This is a great way to take advantage of fresh summer corn, which has about 10 grams of carbohydrates per 100 g, about the same carbohydrate density as a bell pepper. I love fresh corn, and came up with this recipe while perusing the aisles at the Star Bazaar in Mumbai. I already had some seared chicken in the fridge, so all I had to was pick some good vegetables to go with the corn, and I had 3 meals to enjoy throughout my heavier leg day.
1. In a bowl, mix together about 2 T quality olive oil, (cold pressed), and the juice of 1 or 2 limes. Season to taste, and let sit while you prepare everything else.
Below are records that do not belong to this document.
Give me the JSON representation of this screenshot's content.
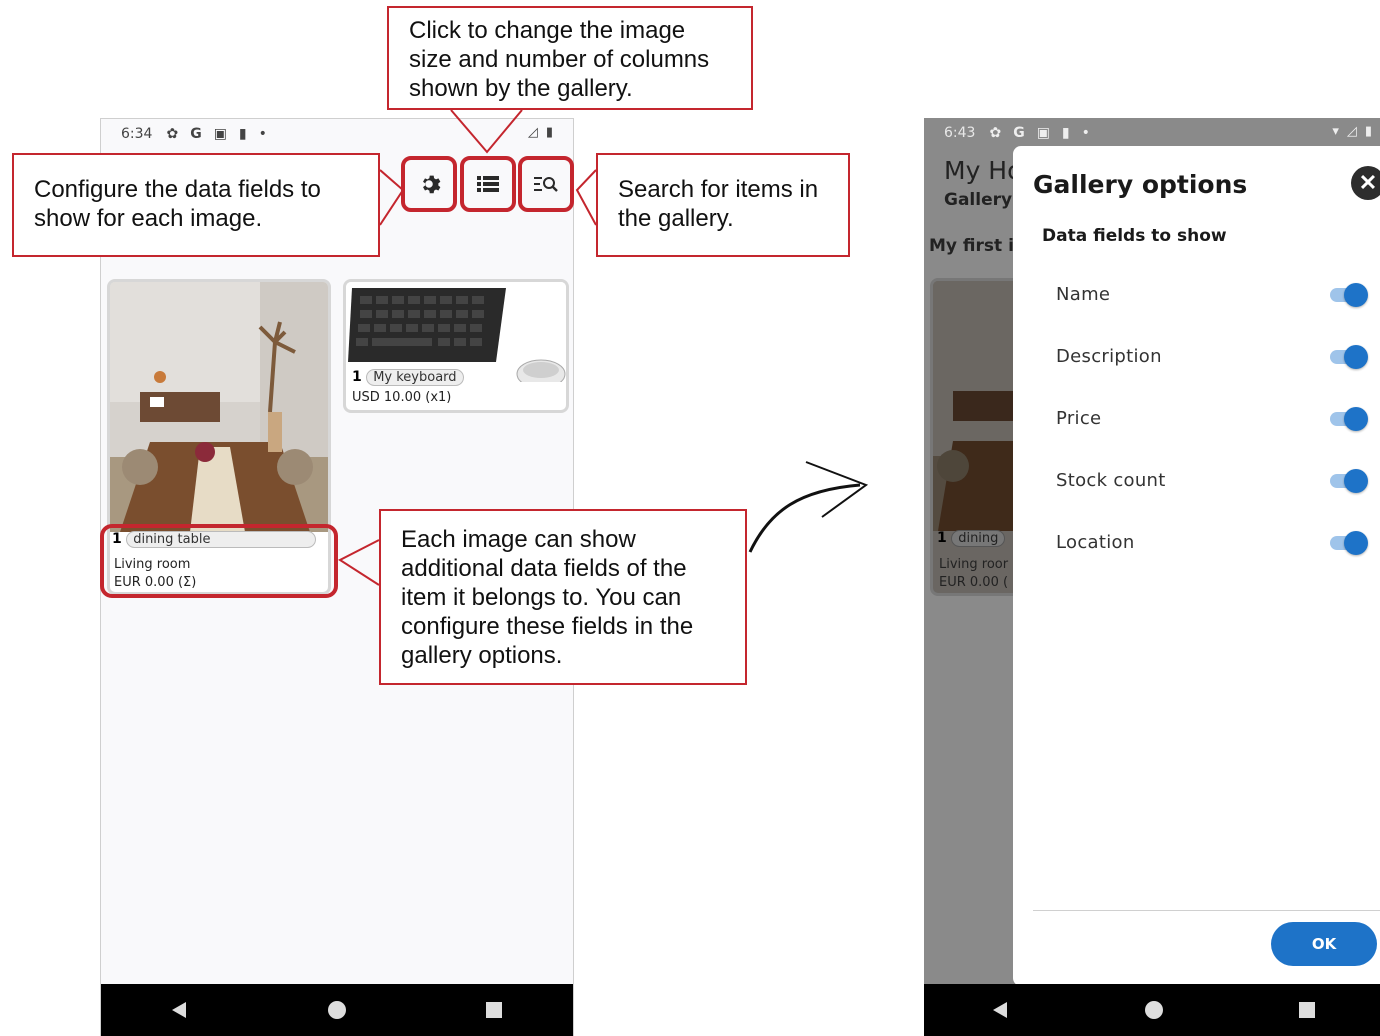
{
  "left_phone": {
    "status_time": "6:34",
    "status_icons": [
      "gear-icon",
      "google-icon",
      "sim-icon",
      "sd-icon",
      "dot-icon"
    ],
    "toolbar": {
      "settings_icon": "gear-icon",
      "list_icon": "list-icon",
      "search_icon": "search-list-icon"
    },
    "cards": [
      {
        "count": "1",
        "name": "dining table",
        "location": "Living room",
        "price": "EUR 0.00 (Σ)"
      },
      {
        "count": "1",
        "name": "My keyboard",
        "price": "USD 10.00 (x1)"
      }
    ]
  },
  "callouts": {
    "columns": "Click to change the image size and number of columns shown by the gallery.",
    "fields": "Configure the data fields to show for each image.",
    "search": "Search for items in the gallery.",
    "data": "Each image can show additional data fields of the item it belongs to. You can configure these fields in the gallery options."
  },
  "right_phone": {
    "status_time": "6:43",
    "bg_title": "My Ho",
    "bg_subtitle": "Gallery",
    "bg_section": "My first ir",
    "bg_card": {
      "count": "1",
      "name": "dining",
      "location": "Living roor",
      "price": "EUR 0.00 ("
    },
    "dialog": {
      "title": "Gallery options",
      "subtitle": "Data fields to show",
      "options": [
        {
          "label": "Name",
          "enabled": true
        },
        {
          "label": "Description",
          "enabled": true
        },
        {
          "label": "Price",
          "enabled": true
        },
        {
          "label": "Stock count",
          "enabled": true
        },
        {
          "label": "Location",
          "enabled": true
        }
      ],
      "ok_label": "OK"
    }
  },
  "colors": {
    "accent": "#c4262e",
    "primary": "#1e73c8"
  }
}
2. Slice a small purple onion in half, from the root to the bulb. Next, slice it vertically with the grain into narrow slivers, and then cross-wise to get a small dice without releasing too much of the tearing sulfides.
3. Cut your cucumber into manageable sections, about 2.5 inches long, or two knuckles. Cut each section length-wise into “planks”, and then cut the planks into a small dice.
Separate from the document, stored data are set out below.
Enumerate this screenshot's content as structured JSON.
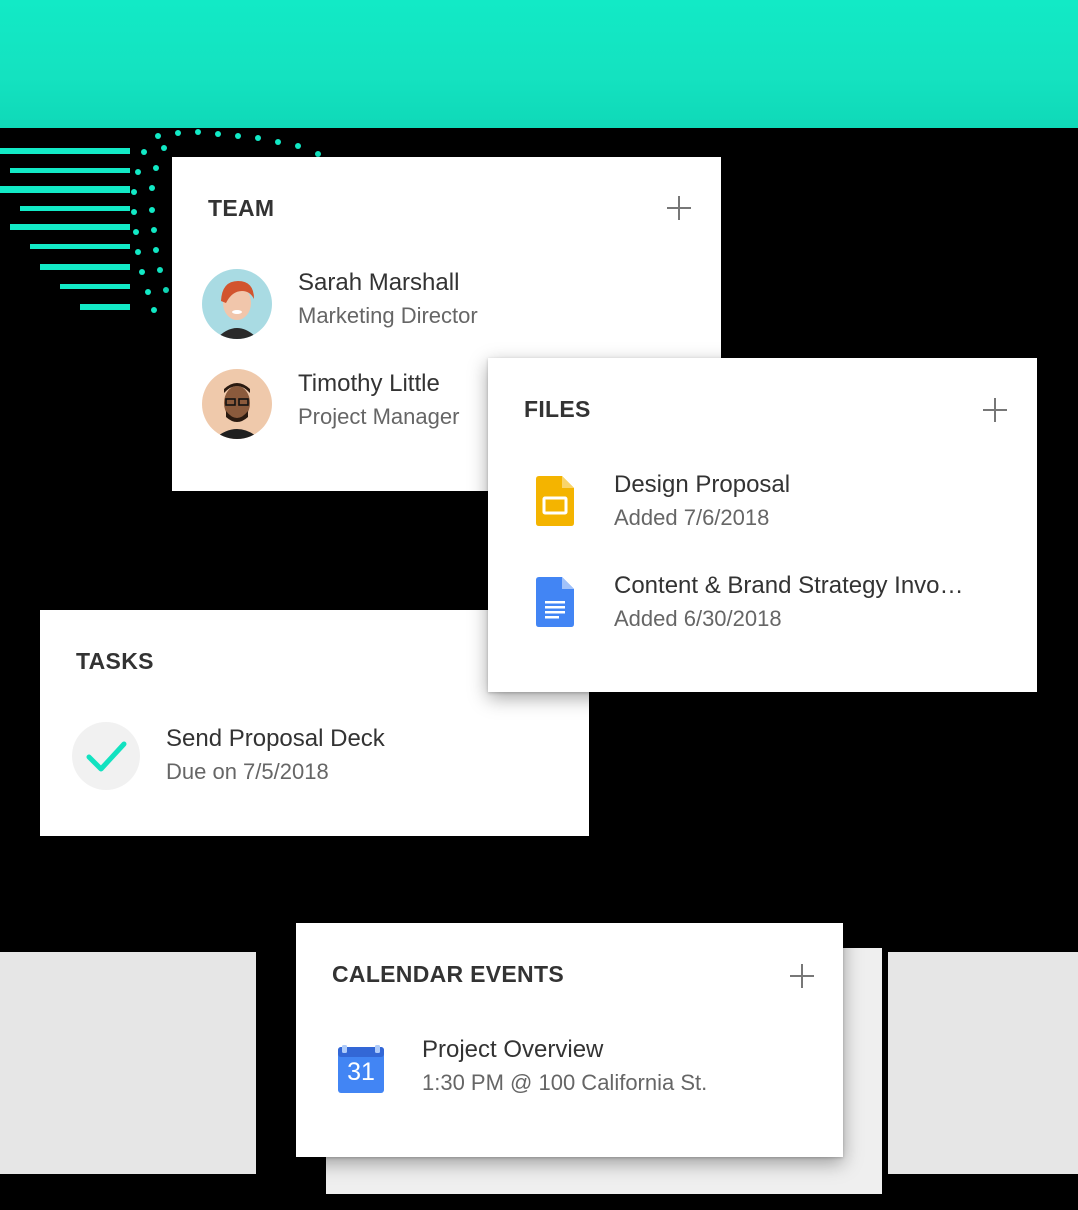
{
  "team": {
    "title": "TEAM",
    "members": [
      {
        "name": "Sarah Marshall",
        "role": "Marketing Director"
      },
      {
        "name": "Timothy Little",
        "role": "Project Manager"
      }
    ]
  },
  "files": {
    "title": "FILES",
    "items": [
      {
        "name": "Design Proposal",
        "meta": "Added 7/6/2018",
        "icon": "google-slides-icon"
      },
      {
        "name": "Content & Brand Strategy Invo…",
        "meta": "Added 6/30/2018",
        "icon": "google-docs-icon"
      }
    ]
  },
  "tasks": {
    "title": "TASKS",
    "items": [
      {
        "name": "Send Proposal Deck",
        "meta": "Due on 7/5/2018"
      }
    ]
  },
  "calendar": {
    "title": "CALENDAR EVENTS",
    "items": [
      {
        "name": "Project Overview",
        "meta": "1:30 PM @ 100 California St.",
        "day": "31"
      }
    ]
  },
  "colors": {
    "accent": "#12eac6",
    "slides": "#f4b400",
    "docs": "#4285f4"
  }
}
4. Halve your cherry tomatoes. I prefer to halve them as it exposes more of the juice which mixes with the lime and oil, giving the dressing more flavor. Tomatoes are a very low density carb, as are cucumbers, so it’s entirely up to you how many you use, but I used 1 medium cucumber and about 3/4 c tomatoes.
5. Cut up half a small mango by slicing off the cheek, cross-hatching the face and then pushing the skin inside-out. Remove the cubes and continue to cut them a little smaller. You just want to add a bit of flavor but not a lot of fruit as these are a high-density carb. A tablespoon per meal will be fine!
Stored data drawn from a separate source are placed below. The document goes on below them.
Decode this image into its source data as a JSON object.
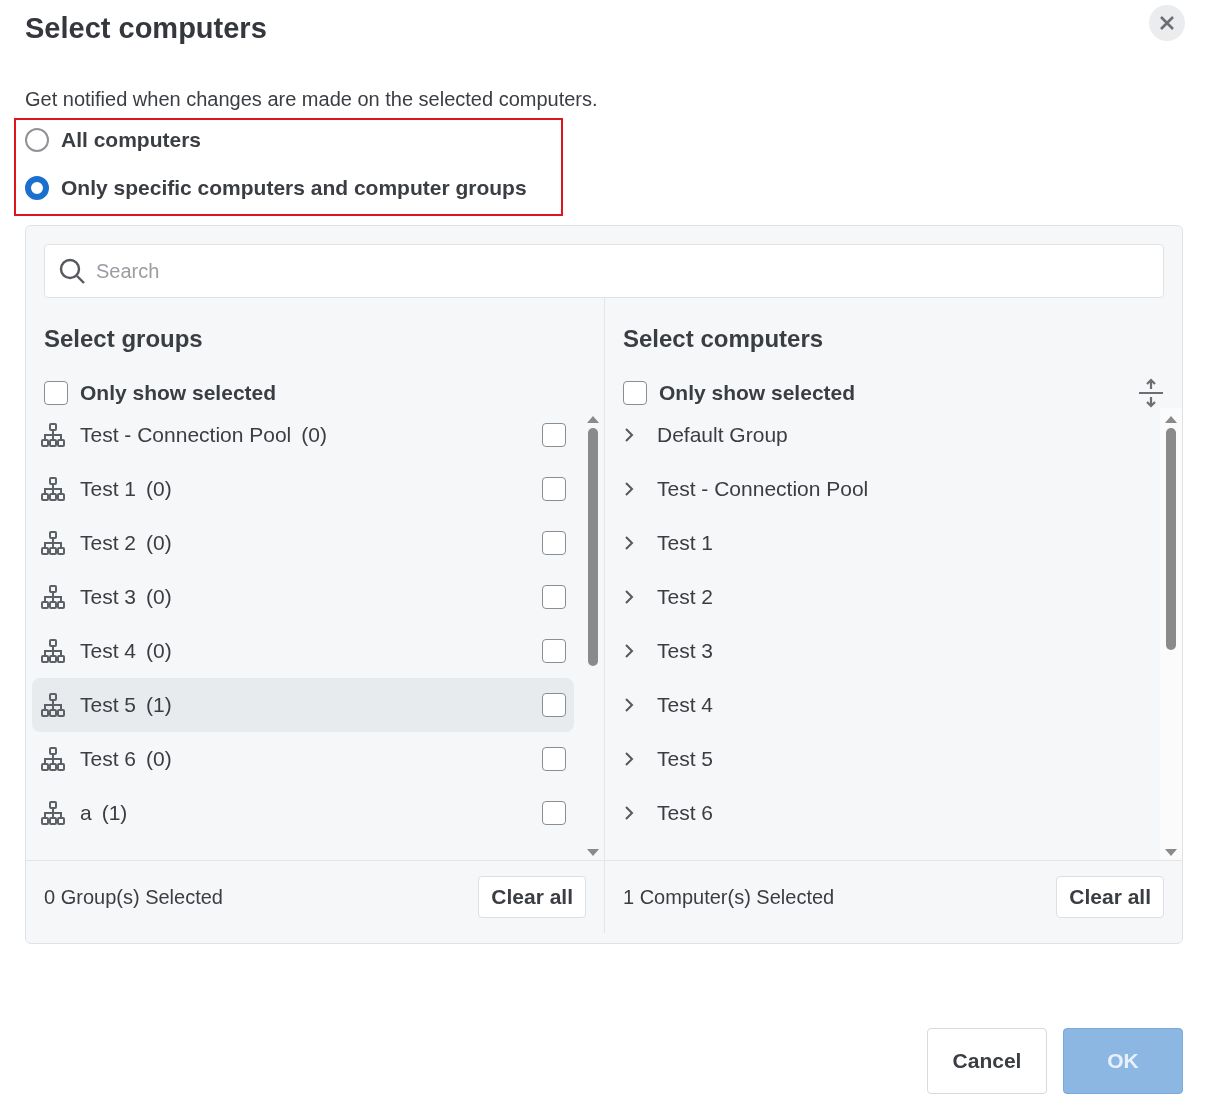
{
  "dialog": {
    "title": "Select computers",
    "description": "Get notified when changes are made on the selected computers."
  },
  "scope_options": [
    {
      "label": "All computers",
      "selected": false
    },
    {
      "label": "Only specific computers and computer groups",
      "selected": true
    }
  ],
  "search": {
    "placeholder": "Search"
  },
  "groups_panel": {
    "heading": "Select groups",
    "filter": {
      "label": "Only show selected",
      "checked": false
    },
    "items": [
      {
        "name": "Test - Connection Pool",
        "count": "(0)",
        "checked": false,
        "highlighted": false
      },
      {
        "name": "Test 1",
        "count": "(0)",
        "checked": false,
        "highlighted": false
      },
      {
        "name": "Test 2",
        "count": "(0)",
        "checked": false,
        "highlighted": false
      },
      {
        "name": "Test 3",
        "count": "(0)",
        "checked": false,
        "highlighted": false
      },
      {
        "name": "Test 4",
        "count": "(0)",
        "checked": false,
        "highlighted": false
      },
      {
        "name": "Test 5",
        "count": "(1)",
        "checked": false,
        "highlighted": true
      },
      {
        "name": "Test 6",
        "count": "(0)",
        "checked": false,
        "highlighted": false
      },
      {
        "name": "a",
        "count": "(1)",
        "checked": false,
        "highlighted": false
      }
    ],
    "status": "0 Group(s) Selected",
    "clear_button": "Clear all"
  },
  "computers_panel": {
    "heading": "Select computers",
    "filter": {
      "label": "Only show selected",
      "checked": false
    },
    "items": [
      {
        "name": "Default Group",
        "expanded": false
      },
      {
        "name": "Test - Connection Pool",
        "expanded": false
      },
      {
        "name": "Test 1",
        "expanded": false
      },
      {
        "name": "Test 2",
        "expanded": false
      },
      {
        "name": "Test 3",
        "expanded": false
      },
      {
        "name": "Test 4",
        "expanded": false
      },
      {
        "name": "Test 5",
        "expanded": false
      },
      {
        "name": "Test 6",
        "expanded": false
      }
    ],
    "status": "1 Computer(s) Selected",
    "clear_button": "Clear all"
  },
  "buttons": [
    {
      "label": "Cancel",
      "kind": "secondary",
      "disabled": false
    },
    {
      "label": "OK",
      "kind": "primary",
      "disabled": true
    }
  ]
}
6. Steam off the corn ahead of time, so it will be room temperature when you add it to the salad. I used about a cup, maybe 1.5 cups for the entire dish.
8. Add some tangy cheese like feta, about 2 tablespoons, to boost the flavor. I also tore up some tarragon, as it’s one of my favorite herbs, but cilantro or parsely would also be delicious. I added the chicken directly to the main salad and mixed everything together, adjusted the seasoning, and then distributed into 3 containers. If you really feel you need to measure out your protein separately, (recommended if you’re a novice to body-building) then distribute the chicken separately and add the salad after).
Barbora says
this looks awesome Michelle, thanks for sharing I can’t wait to try it!
It reminds me a little of a salad I love in the summer, which is a combination of Mango, kiwi, black beans, cherry tomatoes, with minced raw garlic and torn basil. So yummy.
Keep up the blogging!
Barbora from Toronto
Prianna says
your recipe with mango & vegetables seems so tempting. Learning to keep a track of food options so much to choose from..
Michelle MacDonald says
Hi Barbora, that sounds like a really yummy mix. If you can get your hands on some large white beans like the Great North bean, I think that would also be a fabulous combination. Yum!